On the main plants some of the leaves are curled and a bit yellow but mostly they look quite good for the fact it is winter! They are almost a metre high! At present this is how the Winter Tomato experiment looks.



I planted some basil seedlings in one of the pots, and some basil seed in the other. Fingers crossed it grows.



Each have little flower buds, though some turned yellow and will drop off.

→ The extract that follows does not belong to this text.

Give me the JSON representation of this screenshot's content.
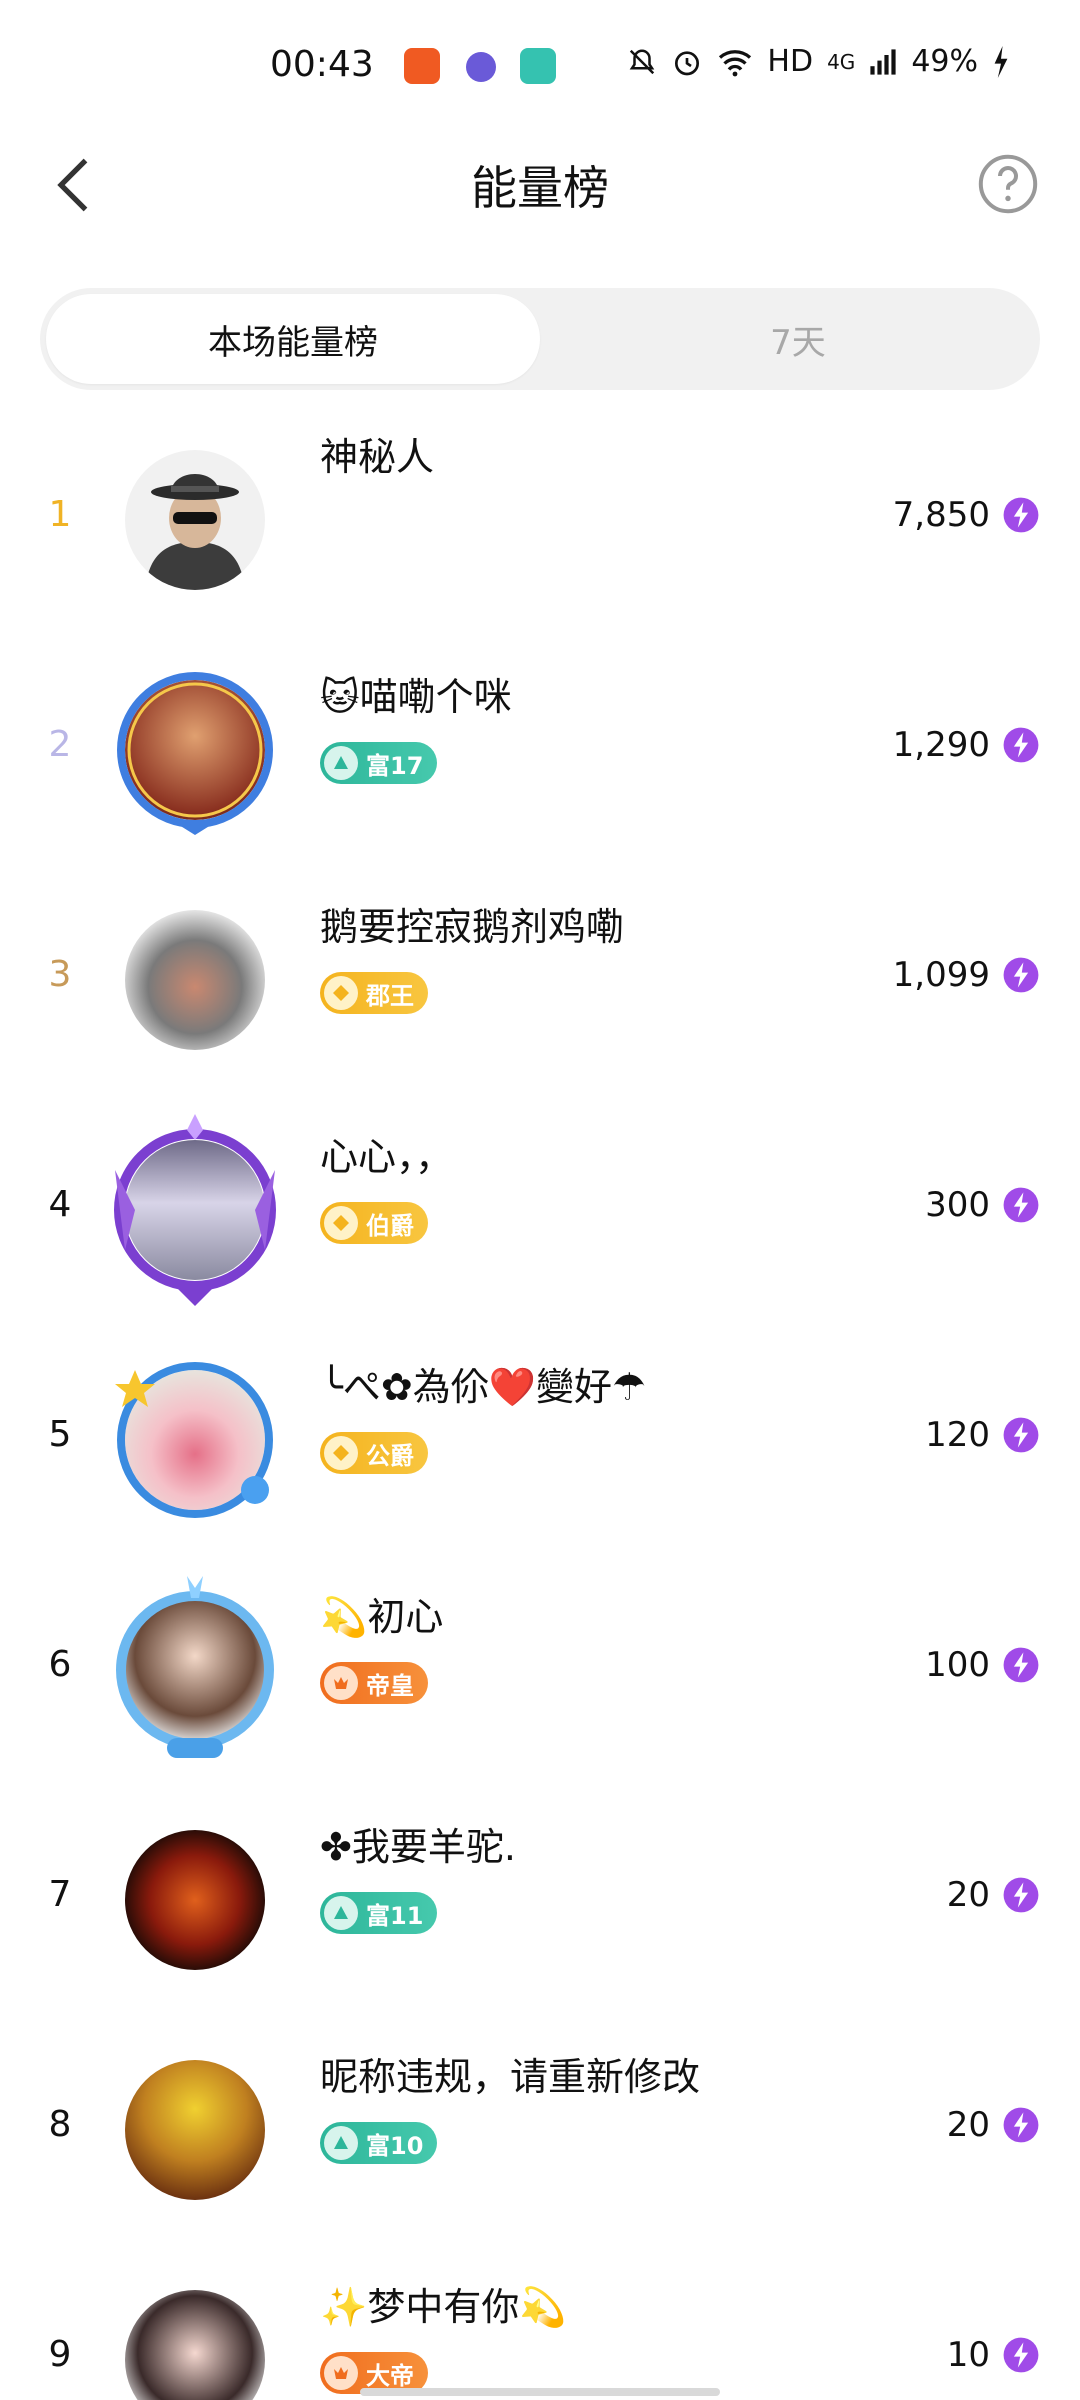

I am beginning to wish that I started this a little earlier. However with the wilt lurking I was worried it would stop the experiment in its early stages.Wonder if they will produce tomatoes at all, and in time for the spring sowing?

5 comments:

Lisa said...

I had to put all my indoor plants outside - they were somehow breeding tiny flies. We were wondering why we were getting the odd little fly, and then I went to give them their weekly water and when I pulled up the lacey curtain to get to them, a whole cloud of them flew at me.

So out they went...

PJ said...

ewwwww flies. Don't seem to have that problem, at least I haven't noticed it so far.

Dan said...

You should get tomatoes from them. You will have to shake the plants or tickle the blooms though to get them to pollinate. They are self pollinating but need some form of vibration to have it happen.

PJ said...

Hi Dan - I have my trusty electric toothbrush for that, I had to hand pollinate on the balcony too because we get little bees and the wind didn't do it! But thanks for the advice.

donna said...

Your tomato plants growing inside look better than the lone tomato plant I have outside and we're well into our summer growing season. You must be doing something right.